Andrew Napolitano describes for Reason how spy agencies illegally coordinate with DOJ to circumvent Fourth Amendment protections:
NSA documents released by Edward Snowden show that the feds seriously deceived Congress and the courts in an effort to spy upon all of us and to use the gathered materials in criminal prosecutions, even though they told federal judges they would not. Among the more nefarious procedures the feds have engaged in is something called “parallel reconstruction.” This procedure seeks to hide the true and original source of information about a criminal defendant when it was obtained unlawfully.

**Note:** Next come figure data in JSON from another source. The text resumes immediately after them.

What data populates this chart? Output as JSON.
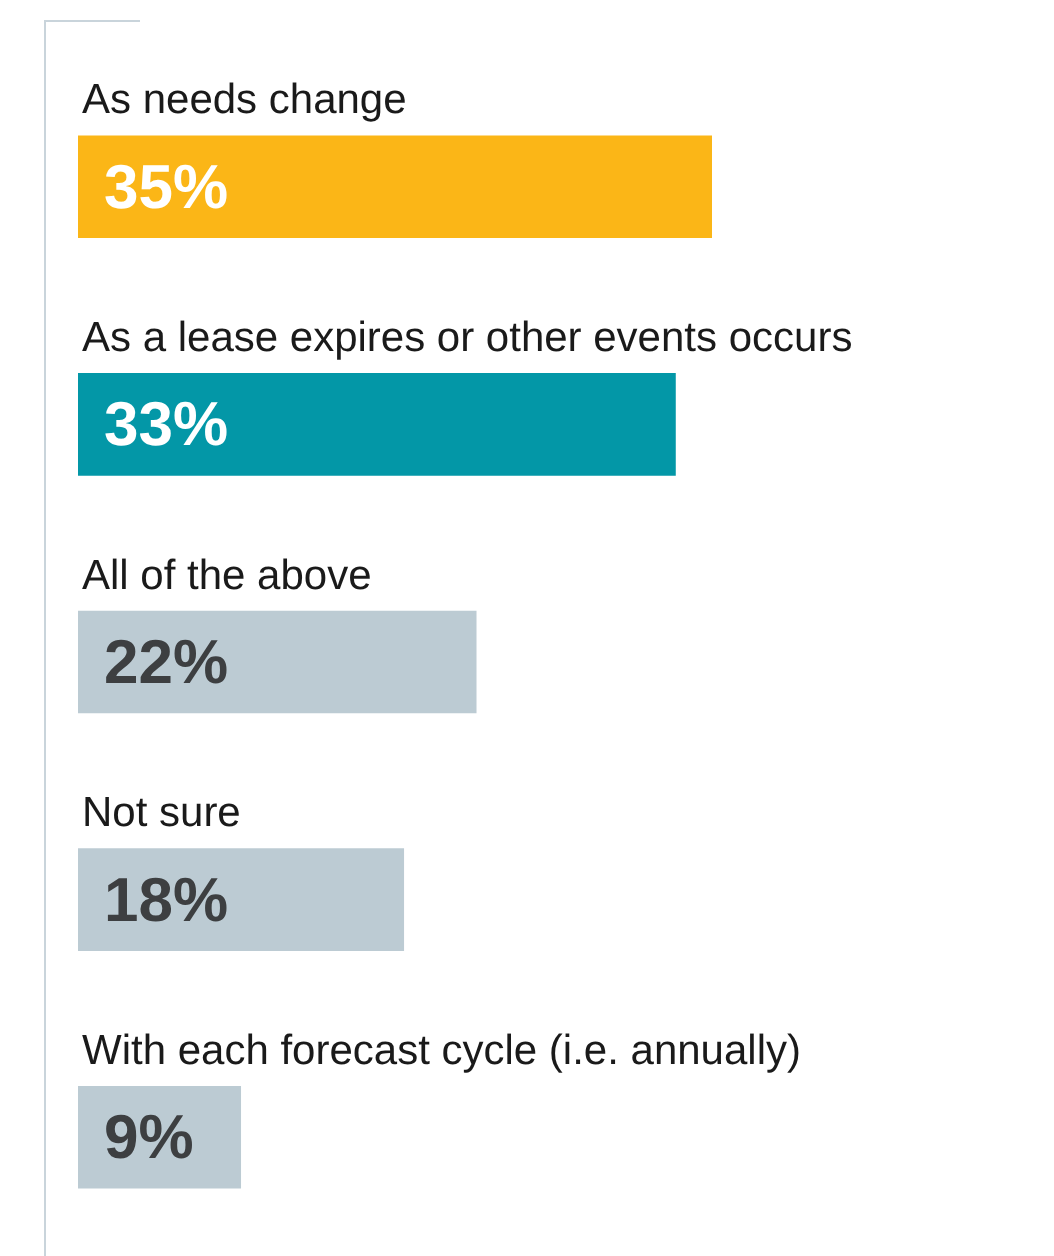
{
  "chart_data": {
    "type": "bar",
    "orientation": "horizontal",
    "categories": [
      "As needs change",
      "As a lease expires or other events occurs",
      "All of the above",
      "Not sure",
      "With each forecast cycle (i.e. annually)"
    ],
    "values": [
      35,
      33,
      22,
      18,
      9
    ],
    "colors": [
      "#fbb617",
      "#0397a7",
      "#bccbd3",
      "#bccbd3",
      "#bccbd3"
    ],
    "value_labels": [
      "35%",
      "33%",
      "22%",
      "18%",
      "9%"
    ],
    "legend": false,
    "tick_labels": false
  }
}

For example, if the NSA, while unconstitutionally listening to the conversations of Americans hoping to hear about plots to harm other Americans (it has revealed no such plots from among the trillions of private conversations it has monitored since 2005), comes across evidence of a bank robbery, the NSA will pass that evidence on to the Department of Justice (DOJ). The NSA routinely does this notwithstanding representations to the FISA court that authorizes its spying that it is not in the business of gathering evidence in criminal cases.
…While parallel reconstruction is deceptive, unlawful and unconstitutional, I suspect it is but the tip of a dangerous iceberg spawned by the unbridled NSA spying that Bush and Obama have given us. When you mix a lack of fidelity to the plain meaning of the Constitution with a legal fiction, and then add in a drumbeat of fear, enforced secrecy, and billions of unaccounted-for taxpayer dollars, you get a dangerous stew of unintended tyrannical consequences.
Consider this a warning shot for those who think financial privacy is passé, and that the IRS can be trusted with the massive treasure trove of information that will be coming through the FATCA pipeline. It’s simply naive to believe private taxpayer information won’t ever be passed along to other agencies, or used as a bludgeon to punish political enemies.